Helaas vormden de omvang en complexiteit van de fabriek zelfs voor zijn geheugen een flinke uitdaging. Het gebouw was verdeeld in drie delen, met nauwelijks verbindingen ertussen – waarschijnlijk om brand of explosies tegen te houden. Er waren grofweg drie verdiepingen te onderscheiden, die bereikt konden worden via ladders, trappen en bruggen. Plaatgazen paden van verschillende groottes liepen alle kanten op, tot ze onzichtbaar werden in de stoffige lucht.
Hij liep naar voren en keek goed om zich heen om alles in zijn hoofd te prenten. Ongeveer halverwege het kantoor kroop hij onder een platform. De laarzen die hij had gekregen waren perfect voor in het zand, maar een ramp op het dunne staal waarover hij nu liep. Ze waren niet alleen zwaar, maar veroorzaakten ook een doffe klap bij elke stap. Rapp wilde ze liever niet achterlaten, maar besloot dat het de beste van twee slechte mogelijkheden was.
Hij liep op zijn sokken over het platform en merkte dat zijn voetstappen nu onhoorbaar waren en zijn grip niet eens zoveel verslechterd was. Het minpunt was dat het staal zo heet was dat het zijn voetzolen door zijn sokken heen verbrandde.
Rapp glipte door de open deur van het kantoor en dook onder een van de lege raamkozijnen. De ruimte was maar drie meter lang en drie meter breed, en lag vol met rommel die niet de moeite waard was geweest om mee te nemen toen de fabriek werd gesloten. Precies het soort plek waar Azarov Scott Coleman had uitgeschakeld. Hopelijk was dat geen voorteken van wat er ging gebeuren.
Hij zocht tussen de dossiers, de meubels en het gereedschap op de grond naar iets bruikbaars. Er lag geen ijskoude cola of geluiddemper, maar hij vond wel een stapel oude werkkleding die heel interessant was. Net als zijn achtergelaten laarzen, was zijn beige uniform in het zand heel handig geweest, maar niet optimaal in een gebouw dat hoofdzakelijk van ongeverfd staal was. De grijze overall die in een hoek was gesmeten, zou hem beter camoufleren, en kon misschien zijn vijand in verwarring brengen. Hij bleek zelfs de goede maat.
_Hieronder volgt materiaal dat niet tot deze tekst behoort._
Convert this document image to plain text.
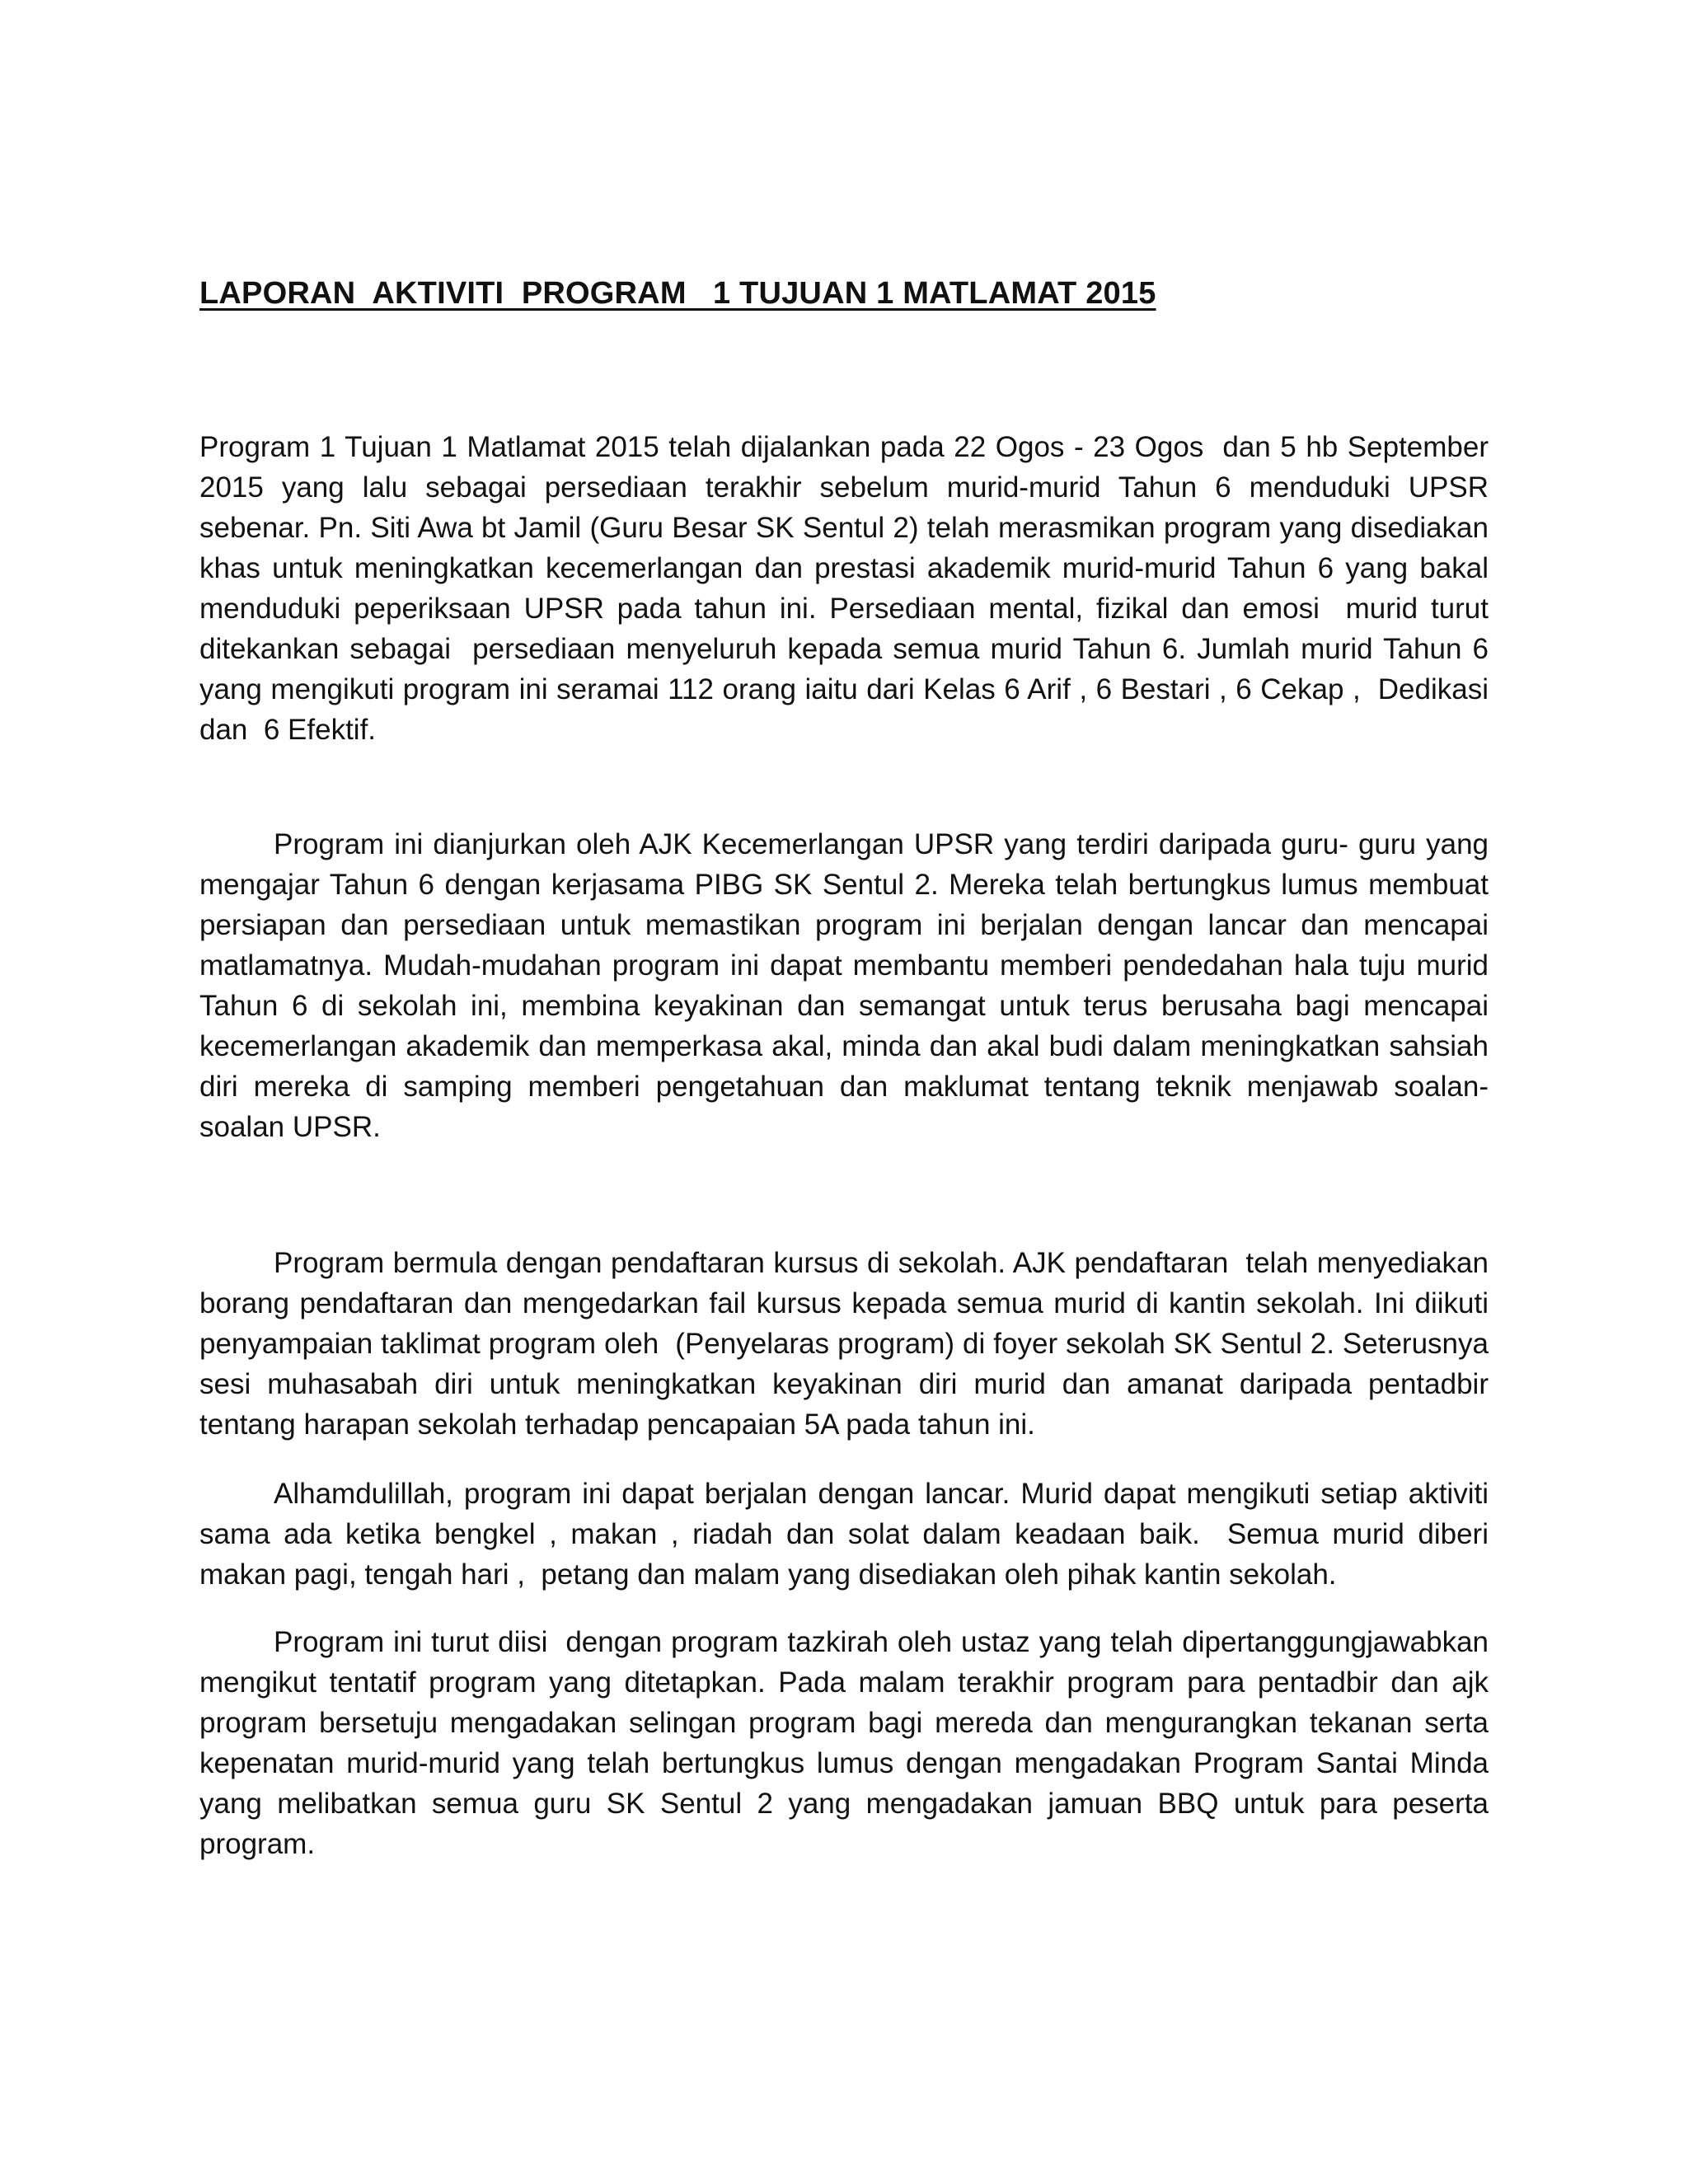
LAPORAN  AKTIVITI  PROGRAM   1 TUJUAN 1 MATLAMAT 2015

Program 1 Tujuan 1 Matlamat 2015 telah dijalankan pada 22 Ogos - 23 Ogos  dan 5 hb September 2015 yang lalu sebagai persediaan terakhir sebelum murid-murid Tahun 6 menduduki UPSR sebenar. Pn. Siti Awa bt Jamil (Guru Besar SK Sentul 2) telah merasmikan program yang disediakan khas untuk meningkatkan kecemerlangan dan prestasi akademik murid-murid Tahun 6 yang bakal menduduki peperiksaan UPSR pada tahun ini. Persediaan mental, fizikal dan emosi  murid turut ditekankan sebagai  persediaan menyeluruh kepada semua murid Tahun 6. Jumlah murid Tahun 6 yang mengikuti program ini seramai 112 orang iaitu dari Kelas 6 Arif , 6 Bestari , 6 Cekap ,  Dedikasi  dan  6 Efektif.

Program ini dianjurkan oleh AJK Kecemerlangan UPSR yang terdiri daripada guru- guru yang mengajar Tahun 6 dengan kerjasama PIBG SK Sentul 2. Mereka telah bertungkus lumus membuat persiapan dan persediaan untuk memastikan program ini berjalan dengan lancar dan mencapai matlamatnya. Mudah-mudahan program ini dapat membantu memberi pendedahan hala tuju murid Tahun 6 di sekolah ini, membina keyakinan dan semangat untuk terus berusaha bagi mencapai kecemerlangan akademik dan memperkasa akal, minda dan akal budi dalam meningkatkan sahsiah diri mereka di samping memberi pengetahuan dan maklumat tentang teknik menjawab soalan-soalan UPSR.

Program bermula dengan pendaftaran kursus di sekolah. AJK pendaftaran  telah menyediakan borang pendaftaran dan mengedarkan fail kursus kepada semua murid di kantin sekolah. Ini diikuti penyampaian taklimat program oleh  (Penyelaras program) di foyer sekolah SK Sentul 2. Seterusnya sesi muhasabah diri untuk meningkatkan keyakinan diri murid dan amanat daripada pentadbir tentang harapan sekolah terhadap pencapaian 5A pada tahun ini.

Alhamdulillah, program ini dapat berjalan dengan lancar. Murid dapat mengikuti setiap aktiviti sama ada ketika bengkel , makan , riadah dan solat dalam keadaan baik.  Semua murid diberi makan pagi, tengah hari ,  petang dan malam yang disediakan oleh pihak kantin sekolah.

Program ini turut diisi  dengan program tazkirah oleh ustaz yang telah dipertanggungjawabkan mengikut tentatif program yang ditetapkan. Pada malam terakhir program para pentadbir dan ajk program bersetuju mengadakan selingan program bagi mereda dan mengurangkan tekanan serta kepenatan murid-murid yang telah bertungkus lumus dengan mengadakan Program Santai Minda yang melibatkan semua guru SK Sentul 2 yang mengadakan jamuan BBQ untuk para peserta program.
Nog beter was het paar versleten sokken dat hij over die van hemzelf aantrok. Ze boden hem bescherming tegen de hitte van het metaal en eventuele scherpe randen.
Rapp begon net terug naar de deur te kruipen, toen hij een grote moersleutel onder een Arabische krant zag liggen. Hij wikkelde hem in de broek die hij net had uitgetrokken en stak hem achter in de overall. Het was niet het handigste wapen voor de strijd, maar hij had wel het idee dat hij het extra gewicht waard zou blijken.
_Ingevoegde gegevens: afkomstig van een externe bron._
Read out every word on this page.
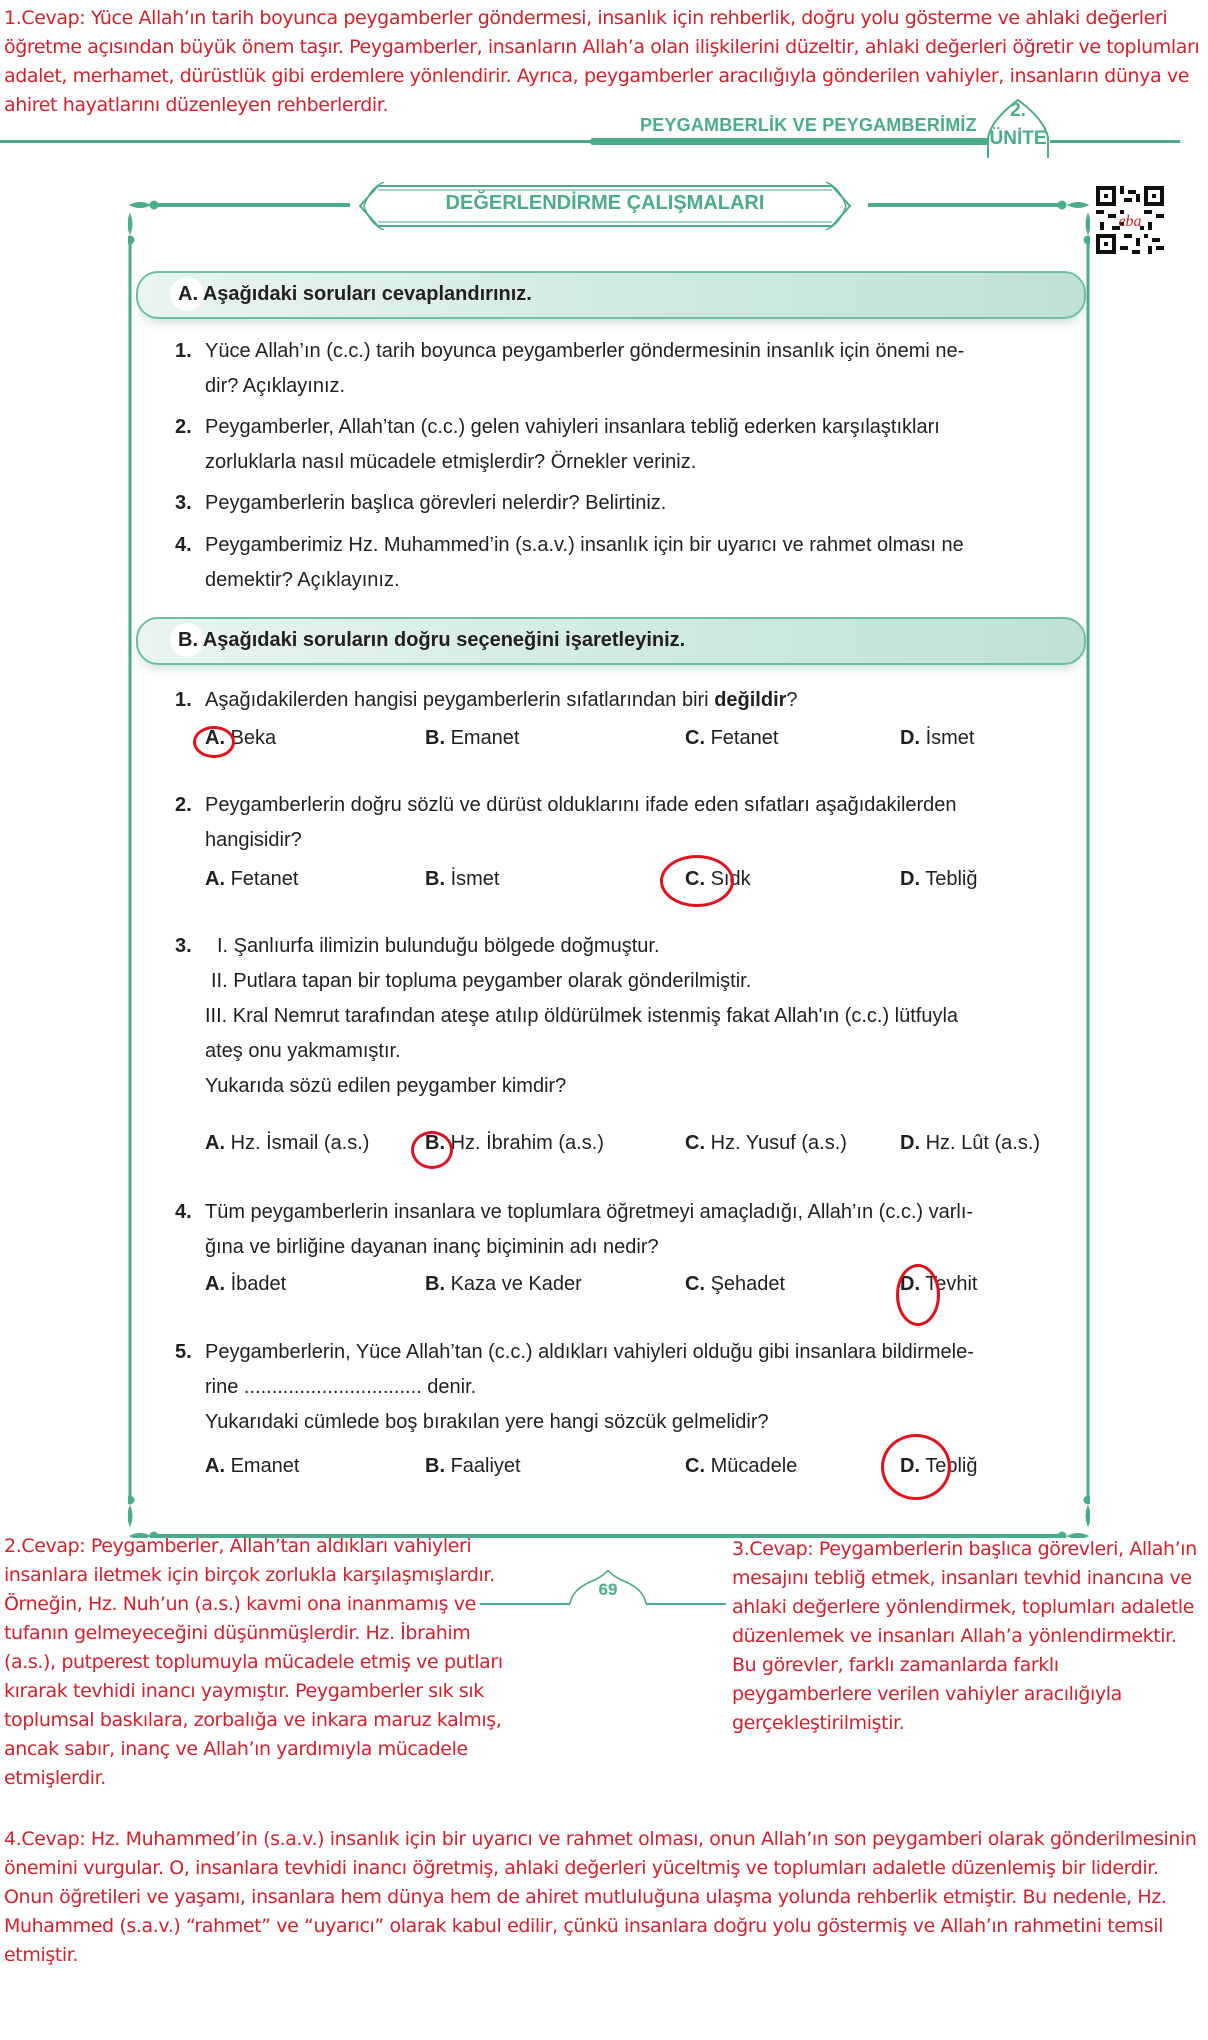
1.Cevap: Yüce Allah’ın tarih boyunca peygamberler göndermesi, insanlık için rehberlik, doğru yolu gösterme ve ahlaki değerleri öğretme açısından büyük önem taşır. Peygamberler, insanların Allah’a olan ilişkilerini düzeltir, ahlaki değerleri öğretir ve toplumları adalet, merhamet, dürüstlük gibi erdemlere yönlendirir. Ayrıca, peygamberler aracılığıyla gönderilen vahiyler, insanların dünya ve ahiret hayatlarını düzenleyen rehberlerdir.
PEYGAMBERLİK VE PEYGAMBERİMİZ
2.
ÜNİTE
DEĞERLENDİRME ÇALIŞMALARI
eba
A. Aşağıdaki soruları cevaplandırınız.
1. Yüce Allah’ın (c.c.) tarih boyunca peygamberler göndermesinin insanlık için önemi ne-
dir? Açıklayınız.
2. Peygamberler, Allah’tan (c.c.) gelen vahiyleri insanlara tebliğ ederken karşılaştıkları
zorluklarla nasıl mücadele etmişlerdir? Örnekler veriniz.
3. Peygamberlerin başlıca görevleri nelerdir? Belirtiniz.
4. Peygamberimiz Hz. Muhammed’in (s.a.v.) insanlık için bir uyarıcı ve rahmet olması ne
demektir? Açıklayınız.
B. Aşağıdaki soruların doğru seçeneğini işaretleyiniz.
1. Aşağıdakilerden hangisi peygamberlerin sıfatlarından biri değildir?
A. Beka	B. Emanet	C. Fetanet	D. İsmet
2. Peygamberlerin doğru sözlü ve dürüst olduklarını ifade eden sıfatları aşağıdakilerden
hangisidir?
A. Fetanet	B. İsmet	C. Sıdk	D. Tebliğ
3. I. Şanlıurfa ilimizin bulunduğu bölgede doğmuştur.
II. Putlara tapan bir topluma peygamber olarak gönderilmiştir.
III. Kral Nemrut tarafından ateşe atılıp öldürülmek istenmiş fakat Allah'ın (c.c.) lütfuyla
ateş onu yakmamıştır.
Yukarıda sözü edilen peygamber kimdir?
A. Hz. İsmail (a.s.)	B. Hz. İbrahim (a.s.)	C. Hz. Yusuf (a.s.)	D. Hz. Lût (a.s.)
4. Tüm peygamberlerin insanlara ve toplumlara öğretmeyi amaçladığı, Allah’ın (c.c.) varlı-
ğına ve birliğine dayanan inanç biçiminin adı nedir?
A. İbadet	B. Kaza ve Kader	C. Şehadet	D. Tevhit
5. Peygamberlerin, Yüce Allah’tan (c.c.) aldıkları vahiyleri olduğu gibi insanlara bildirmele-
rine ................................ denir.
Yukarıdaki cümlede boş bırakılan yere hangi sözcük gelmelidir?
A. Emanet	B. Faaliyet	C. Mücadele	D. Tebliğ
69
2.Cevap: Peygamberler, Allah’tan aldıkları vahiyleri insanlara iletmek için birçok zorlukla karşılaşmışlardır. Örneğin, Hz. Nuh’un (a.s.) kavmi ona inanmamış ve tufanın gelmeyeceğini düşünmüşlerdir. Hz. İbrahim (a.s.), putperest toplumuyla mücadele etmiş ve putları kırarak tevhidi inancı yaymıştır. Peygamberler sık sık toplumsal baskılara, zorbalığa ve inkara maruz kalmış, ancak sabır, inanç ve Allah’ın yardımıyla mücadele etmişlerdir.
3.Cevap: Peygamberlerin başlıca görevleri, Allah’ın mesajını tebliğ etmek, insanları tevhid inancına ve ahlaki değerlere yönlendirmek, toplumları adaletle düzenlemek ve insanları Allah’a yönlendirmektir. Bu görevler, farklı zamanlarda farklı peygamberlere verilen vahiyler aracılığıyla gerçekleştirilmiştir.
4.Cevap: Hz. Muhammed’in (s.a.v.) insanlık için bir uyarıcı ve rahmet olması, onun Allah’ın son peygamberi olarak gönderilmesinin önemini vurgular. O, insanlara tevhidi inancı öğretmiş, ahlaki değerleri yüceltmiş ve toplumları adaletle düzenlemiş bir liderdir. Onun öğretileri ve yaşamı, insanlara hem dünya hem de ahiret mutluluğuna ulaşma yolunda rehberlik etmiştir. Bu nedenle, Hz. Muhammed (s.a.v.) “rahmet” ve “uyarıcı” olarak kabul edilir, çünkü insanlara doğru yolu göstermiş ve Allah’ın rahmetini temsil etmiştir.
Rapp hield zich zo klein mogelijk toen hij de loopbrug weer op liep en links afsloeg. De volgende vijftig meter legde hij binnen een minuut af terwijl hij de plattegrond in zijn hoofd bleef uitbreiden. Hij liep net naar een paar treden toe die twee loopbruggen met elkaar verbonden, toen hij in zijn ooghoeken rechts boven zich iets zag bewegen. In een reflex sprong hij achteruit en schoot in de richting van de beweging. Op dat moment ketste er een kogel af op een buis net links van de plek waar zijn hoofd een fractie van een seconde eerder nog was geweest.
Grisja Azarov dook automatisch omlaag toen een kogel op minder dan een meter afstand langs suisde. Zijn eigen schot was perfect gericht, maar Rapp had zich vlak voordat hij hem had kunnen raken ineens op de grond laten vallen.
De Rus analyseerde de zeldzame misser meteen. Zoals verwacht was Rapp ontzettend snel en had hij razendsnelle gevechtsreflexen, maar die gave was er niet de oorzaak van dat hij nog leefde. Dat was Azarovs eigen schuld. Hij had gezocht naar een man in legerkleding, en door de verandering had hij geaarzeld – een fractie van een seconde, die in een gewoon gevecht niet van betekenis zou zijn geweest. Tegen Mitch Rapp kon dit soort fouten echter fataal blijken.
Nu kon de CIA-man geen kant op – hij zat vast op een lagere verdieping, met maar weinig dekking boven zich. Azarov rende naar een ladder en klom tot halverwege, waar hij op een enorme buis sprong en landde met een enorme dreun die tot in de verre omtrek te horen moest zijn. Hij liet zich vooruit glijden naar een gat van drie meter doorsnee, waar hij doorheen sprong. Nadat hij zich op zijn buik had laten vallen, stak hij zijn pistool over de rand van het smalle platform waarop hij was geland. Rapp rende een verdieping onder hem over de enige loopbrug die voor hem bereikbaar was. Zijn rug was naar Azarov gericht. Het was een gemakkelijk schot, zelfs voor een beginner.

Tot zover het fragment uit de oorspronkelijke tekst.